OSI v. Apotex – Christmas in October!
Friday, October 11, 2019

In OSI v. Apotex, Appeal no. 2018-1925 (Fed. Cir., October 4, 2019), the panel reversed the PTAB and found that the method of treatment claims in U.S. Pat. No. 6,900,221 were not obvious over a primary reference taken with each of two secondary references. The claims were to a method of treating non-small cell lung cancer by administering to a mammal a therapeutically effective amount of erlotinib (Tarceva®). The panel found that the cited combinations of references, Schnur in view of Gibbs or OSI’s Form 10-K as it was presented in its 10-K submission, would not provide a reasonable expectation of success in treating NSCLC to the POSA.

The panel empathized that NSLC has, historically, been very difficult to treat, and that drug candidates have suffered a high failure rate. In view of these facts, and in the absence of any in vitro data, animal data or clinical (human) data, the panel found that the PTAB’s obviousness holding was not supported by substantial evidence.

Schnur discloses a laundry list of compounds, including erlotinib – a preferred compound –  asserted to be useful to treat a laundry list of cancers, including “lung cancer” but did not mention NSCLC. Gibbs is a review article that discloses that erlotinib and another compound are “currently in clinical trials….However these [two] compounds appear to have good anticancer activities in preclinical models, with an acceptable therapeutic index, particularly in patients with [NSCLC].” Without considering anticipation, the panel drilled down into the art cited in this paragraph and found no data disclosing the use of erlotinib to treat NSCLC. OSI’s 10-K was also dismissed due to its lack of a specific disclosure of any test data showing that erlotinib had utility against NSCLC. But let’s look at the 10-K:

“[Erlotinib, which targets a variety of cancers including ovarian, pancreatic, non-small cell lung cancer and head and neck, achieved a significant milestone with the completion of Phase I safety trials and the initiation of Phase II clinic trials in the [U.S.] in cancer patients. [Erlotinib] is a potent, selective and orally active inhibitor of the [EDGFR], a key oncogene in these cancers.”

The panel concluded: “These references provide no more than hope—and hope that a potentially promising drug will treat a particular cancer is not enough to create a reasonable expectation of success in a highly unpredictable art as this….To be clear, we do not hold today that efficacy data is always required for a reasonable expectation of success. Nor are we requiring absolute predictability of success.”

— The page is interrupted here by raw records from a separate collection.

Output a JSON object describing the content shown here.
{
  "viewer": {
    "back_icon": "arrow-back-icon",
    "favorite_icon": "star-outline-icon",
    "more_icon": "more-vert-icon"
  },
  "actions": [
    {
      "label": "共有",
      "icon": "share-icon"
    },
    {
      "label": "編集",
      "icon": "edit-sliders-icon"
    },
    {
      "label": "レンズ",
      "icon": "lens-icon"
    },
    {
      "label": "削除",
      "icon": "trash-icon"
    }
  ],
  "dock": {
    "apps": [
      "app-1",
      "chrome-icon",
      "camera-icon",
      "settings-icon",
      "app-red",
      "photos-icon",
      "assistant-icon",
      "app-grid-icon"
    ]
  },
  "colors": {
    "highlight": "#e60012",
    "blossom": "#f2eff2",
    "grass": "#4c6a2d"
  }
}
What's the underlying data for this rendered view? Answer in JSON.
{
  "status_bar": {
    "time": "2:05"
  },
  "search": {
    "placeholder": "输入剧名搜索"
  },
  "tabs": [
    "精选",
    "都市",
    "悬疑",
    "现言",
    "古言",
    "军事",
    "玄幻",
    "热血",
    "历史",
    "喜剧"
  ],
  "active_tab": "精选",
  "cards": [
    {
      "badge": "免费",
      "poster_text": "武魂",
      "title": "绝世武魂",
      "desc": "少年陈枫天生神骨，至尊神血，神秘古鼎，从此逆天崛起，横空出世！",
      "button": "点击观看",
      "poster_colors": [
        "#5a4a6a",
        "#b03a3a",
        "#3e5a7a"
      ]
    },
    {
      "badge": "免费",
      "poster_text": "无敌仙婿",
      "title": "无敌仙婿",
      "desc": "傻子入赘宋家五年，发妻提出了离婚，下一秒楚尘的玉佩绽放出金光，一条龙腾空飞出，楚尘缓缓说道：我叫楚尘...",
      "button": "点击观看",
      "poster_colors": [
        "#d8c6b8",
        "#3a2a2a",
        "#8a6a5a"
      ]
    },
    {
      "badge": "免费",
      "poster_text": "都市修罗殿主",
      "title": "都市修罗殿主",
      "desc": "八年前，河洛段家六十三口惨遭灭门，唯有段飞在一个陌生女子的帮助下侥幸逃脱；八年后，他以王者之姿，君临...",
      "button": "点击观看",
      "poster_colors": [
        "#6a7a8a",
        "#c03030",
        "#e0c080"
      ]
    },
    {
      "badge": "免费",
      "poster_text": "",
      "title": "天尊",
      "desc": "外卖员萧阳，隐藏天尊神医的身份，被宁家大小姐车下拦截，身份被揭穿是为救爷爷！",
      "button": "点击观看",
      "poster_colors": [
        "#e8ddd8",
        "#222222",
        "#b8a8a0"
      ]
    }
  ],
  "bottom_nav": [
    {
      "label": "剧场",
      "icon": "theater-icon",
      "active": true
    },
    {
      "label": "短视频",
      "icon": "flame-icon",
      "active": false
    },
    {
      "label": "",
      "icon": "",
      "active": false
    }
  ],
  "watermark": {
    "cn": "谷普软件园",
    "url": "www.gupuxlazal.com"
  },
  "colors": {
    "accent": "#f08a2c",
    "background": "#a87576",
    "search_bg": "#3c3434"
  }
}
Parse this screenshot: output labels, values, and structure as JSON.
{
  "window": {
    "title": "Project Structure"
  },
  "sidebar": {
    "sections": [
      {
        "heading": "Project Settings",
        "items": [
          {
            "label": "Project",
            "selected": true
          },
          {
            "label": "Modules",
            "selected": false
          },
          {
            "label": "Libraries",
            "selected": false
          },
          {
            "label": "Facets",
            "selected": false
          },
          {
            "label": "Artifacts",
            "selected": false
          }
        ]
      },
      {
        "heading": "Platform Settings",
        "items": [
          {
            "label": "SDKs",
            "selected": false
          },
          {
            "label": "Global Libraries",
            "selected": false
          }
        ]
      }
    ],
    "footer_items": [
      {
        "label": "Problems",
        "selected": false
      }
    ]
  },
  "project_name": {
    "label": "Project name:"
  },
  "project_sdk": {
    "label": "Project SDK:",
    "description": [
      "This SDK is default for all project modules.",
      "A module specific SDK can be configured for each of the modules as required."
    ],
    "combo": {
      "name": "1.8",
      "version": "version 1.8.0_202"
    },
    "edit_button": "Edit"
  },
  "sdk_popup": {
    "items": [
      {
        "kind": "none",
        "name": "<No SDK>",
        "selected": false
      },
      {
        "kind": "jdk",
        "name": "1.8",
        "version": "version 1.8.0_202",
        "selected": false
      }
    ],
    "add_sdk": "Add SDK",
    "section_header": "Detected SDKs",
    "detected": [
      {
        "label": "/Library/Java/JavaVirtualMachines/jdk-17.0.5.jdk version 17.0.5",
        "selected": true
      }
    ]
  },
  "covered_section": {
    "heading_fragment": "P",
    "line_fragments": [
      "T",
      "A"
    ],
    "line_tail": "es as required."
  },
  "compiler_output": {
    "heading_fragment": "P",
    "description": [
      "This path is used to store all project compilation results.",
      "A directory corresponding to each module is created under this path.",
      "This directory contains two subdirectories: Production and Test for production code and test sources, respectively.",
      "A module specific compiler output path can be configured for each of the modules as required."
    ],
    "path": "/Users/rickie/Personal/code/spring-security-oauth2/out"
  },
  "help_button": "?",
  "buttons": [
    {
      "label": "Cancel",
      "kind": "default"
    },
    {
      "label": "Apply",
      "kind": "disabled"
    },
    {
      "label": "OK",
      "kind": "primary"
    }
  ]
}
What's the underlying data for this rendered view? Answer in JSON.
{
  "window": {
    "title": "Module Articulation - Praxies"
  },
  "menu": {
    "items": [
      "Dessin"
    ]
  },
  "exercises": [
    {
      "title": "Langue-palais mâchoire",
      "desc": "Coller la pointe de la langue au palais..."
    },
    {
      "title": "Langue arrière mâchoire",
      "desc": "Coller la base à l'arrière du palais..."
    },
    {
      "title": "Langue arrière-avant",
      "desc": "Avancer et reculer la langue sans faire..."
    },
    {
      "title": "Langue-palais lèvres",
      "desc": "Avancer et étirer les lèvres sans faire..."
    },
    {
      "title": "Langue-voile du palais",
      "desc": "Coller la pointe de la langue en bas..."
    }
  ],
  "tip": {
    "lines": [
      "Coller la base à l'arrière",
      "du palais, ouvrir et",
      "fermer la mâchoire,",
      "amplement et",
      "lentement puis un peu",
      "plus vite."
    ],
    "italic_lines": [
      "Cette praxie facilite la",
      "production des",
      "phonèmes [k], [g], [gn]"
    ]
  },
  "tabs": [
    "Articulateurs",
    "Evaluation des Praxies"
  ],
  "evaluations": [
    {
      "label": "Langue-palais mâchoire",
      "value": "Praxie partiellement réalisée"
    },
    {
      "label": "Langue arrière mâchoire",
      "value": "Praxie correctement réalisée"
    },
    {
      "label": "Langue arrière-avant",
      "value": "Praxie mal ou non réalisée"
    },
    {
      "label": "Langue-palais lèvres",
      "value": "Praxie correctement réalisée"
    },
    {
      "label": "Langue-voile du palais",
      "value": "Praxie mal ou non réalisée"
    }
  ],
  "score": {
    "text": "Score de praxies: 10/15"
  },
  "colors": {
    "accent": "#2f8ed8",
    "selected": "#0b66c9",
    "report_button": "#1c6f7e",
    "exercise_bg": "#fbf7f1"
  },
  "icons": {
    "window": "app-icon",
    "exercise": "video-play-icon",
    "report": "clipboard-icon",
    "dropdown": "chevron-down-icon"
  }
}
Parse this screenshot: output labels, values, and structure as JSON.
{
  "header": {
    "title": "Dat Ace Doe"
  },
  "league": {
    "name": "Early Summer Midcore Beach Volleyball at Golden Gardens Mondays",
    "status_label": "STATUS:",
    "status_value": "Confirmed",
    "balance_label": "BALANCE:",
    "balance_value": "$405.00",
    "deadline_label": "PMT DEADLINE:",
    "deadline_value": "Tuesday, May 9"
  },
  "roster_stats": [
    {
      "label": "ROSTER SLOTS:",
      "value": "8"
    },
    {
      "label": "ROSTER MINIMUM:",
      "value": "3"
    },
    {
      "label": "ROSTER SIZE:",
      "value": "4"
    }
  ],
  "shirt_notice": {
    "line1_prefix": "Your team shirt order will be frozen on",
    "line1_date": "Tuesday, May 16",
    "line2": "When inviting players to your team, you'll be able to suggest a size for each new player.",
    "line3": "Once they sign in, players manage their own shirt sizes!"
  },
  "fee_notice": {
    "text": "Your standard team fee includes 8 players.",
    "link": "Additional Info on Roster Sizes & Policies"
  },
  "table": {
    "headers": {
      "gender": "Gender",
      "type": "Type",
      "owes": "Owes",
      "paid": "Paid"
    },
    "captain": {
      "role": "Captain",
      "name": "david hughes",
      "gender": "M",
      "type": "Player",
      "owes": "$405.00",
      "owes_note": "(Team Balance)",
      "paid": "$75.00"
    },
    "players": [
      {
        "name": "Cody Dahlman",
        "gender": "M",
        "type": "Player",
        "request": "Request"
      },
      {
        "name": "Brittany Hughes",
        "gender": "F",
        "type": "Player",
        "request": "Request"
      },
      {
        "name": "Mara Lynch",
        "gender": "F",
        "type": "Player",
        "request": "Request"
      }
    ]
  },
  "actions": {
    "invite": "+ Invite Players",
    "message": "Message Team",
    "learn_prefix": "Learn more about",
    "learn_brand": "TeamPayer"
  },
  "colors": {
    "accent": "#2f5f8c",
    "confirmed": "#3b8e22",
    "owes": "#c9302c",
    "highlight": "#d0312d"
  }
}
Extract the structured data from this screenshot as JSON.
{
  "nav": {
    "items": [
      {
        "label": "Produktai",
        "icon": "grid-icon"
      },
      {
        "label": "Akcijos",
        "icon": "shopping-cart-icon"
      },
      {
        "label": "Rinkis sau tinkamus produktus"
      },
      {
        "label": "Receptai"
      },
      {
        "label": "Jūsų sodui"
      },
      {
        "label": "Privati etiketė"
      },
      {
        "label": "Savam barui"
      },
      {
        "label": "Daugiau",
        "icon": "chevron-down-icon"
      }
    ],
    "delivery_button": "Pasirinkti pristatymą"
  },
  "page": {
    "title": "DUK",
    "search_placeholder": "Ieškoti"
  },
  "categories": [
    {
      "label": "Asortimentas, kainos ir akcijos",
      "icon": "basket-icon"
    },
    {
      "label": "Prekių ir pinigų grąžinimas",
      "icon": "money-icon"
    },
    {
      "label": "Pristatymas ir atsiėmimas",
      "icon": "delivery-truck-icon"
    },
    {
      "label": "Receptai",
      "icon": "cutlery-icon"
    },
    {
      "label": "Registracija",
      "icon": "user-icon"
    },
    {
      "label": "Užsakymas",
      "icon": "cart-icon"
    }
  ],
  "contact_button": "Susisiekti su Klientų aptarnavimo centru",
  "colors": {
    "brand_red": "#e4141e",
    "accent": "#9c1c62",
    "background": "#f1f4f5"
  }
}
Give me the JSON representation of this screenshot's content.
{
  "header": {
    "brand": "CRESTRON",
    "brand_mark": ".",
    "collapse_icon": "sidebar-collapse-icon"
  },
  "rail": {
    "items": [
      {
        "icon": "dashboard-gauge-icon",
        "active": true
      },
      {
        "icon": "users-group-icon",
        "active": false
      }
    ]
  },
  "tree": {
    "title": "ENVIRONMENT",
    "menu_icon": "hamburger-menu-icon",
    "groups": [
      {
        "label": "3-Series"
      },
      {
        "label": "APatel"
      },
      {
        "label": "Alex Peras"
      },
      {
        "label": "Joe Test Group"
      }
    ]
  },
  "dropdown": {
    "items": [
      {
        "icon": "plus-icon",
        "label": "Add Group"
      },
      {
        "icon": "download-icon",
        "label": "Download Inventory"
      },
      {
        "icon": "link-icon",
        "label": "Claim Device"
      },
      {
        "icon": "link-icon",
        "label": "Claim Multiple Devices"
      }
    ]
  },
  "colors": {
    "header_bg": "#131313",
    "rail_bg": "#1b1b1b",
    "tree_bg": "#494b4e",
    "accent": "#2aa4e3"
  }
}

This is certainly the case in an obviousness analysis, but what if the rejections had been based on the 10-K Form and the statement in the Gibbs review as anticipatory prior art. This thought reminded me of a Fed. Cir. case, Rasmusson v. SmithKline Beecham Corp., Appeals nos. 04-1191, 04-1192 (Fed. Cir., June 27, 2005). This appeal arose in an interference context in which Rasmusson et al. lost their priority date for a claim directed to a method of treating prostatic carcinoma with finasteride. The panel found that the application necessary to establish priority under s. 112 was non-enabling in not teaching the art how to use the claimed method. In other words, as of the filing date in question, the panel affirmed the Board’s finding that the POSA would simply not have believed that finasteride or any other selective 5aR inhibitor was effective in treating prostate cancer. The specification was devoid of any experimental data. As the panel summarized its affirmance:

“If mere plausibility [of efficacy] were the test from enablement under s. 112, applicants could obtain patent rights to ‘inventions’ consisting of little more than respectable guesses as to the likelihood of their success. When one of the guesses later proved true, the ‘inventor’ would be rewarded the spoils instead of the party who demonstrated that the method actually worked.”

This actually sounds something like an abstract idea analysis, but let’s get back to anticipation. Rasmusson et al.  had lost their priority date, but they had an arrow left in their quiver. A counterpart EU application had been published more than one year prior to SmithKline’s filing date, and Rasmusson et al. argued that it anticipated the SmithKline patent in question. You may think that SmithKline had a slam dunk on this question, but you would be wrong. In a sentence, it is because there is no requirement that a piece of art teach “how to use” the claimed invention to be anticipatory. Here is how the panel summarized the law:

In re Hafner, 410 F.2d 1403 (CCPA 1969), the court stated that ‘a disclosure lacking a teaching of how to use a fully disclosed compound for a specific, substantial utility…is, under the present state of the law, entirely adequate to anticipate a claim to either the product or the process and, at the same time, entirely inadequate to support the allowance of such a claim….The reason is that s. 112 provides that the specification must enable [the POSA] to ‘use’ the invention whereas 102 makes no such requirement as to an anticipatory disclosure.’”

It’s getting late in a dreary day, but have I just written that a patent can be anticipated by a prior art reference but still be found unobvious in view of that reference and a secondary reference. From a practical standpoint, if the PTAB had found the claims to be anticipated, they would not have considered obviousness, and the reasonable expectation of success question would be moot.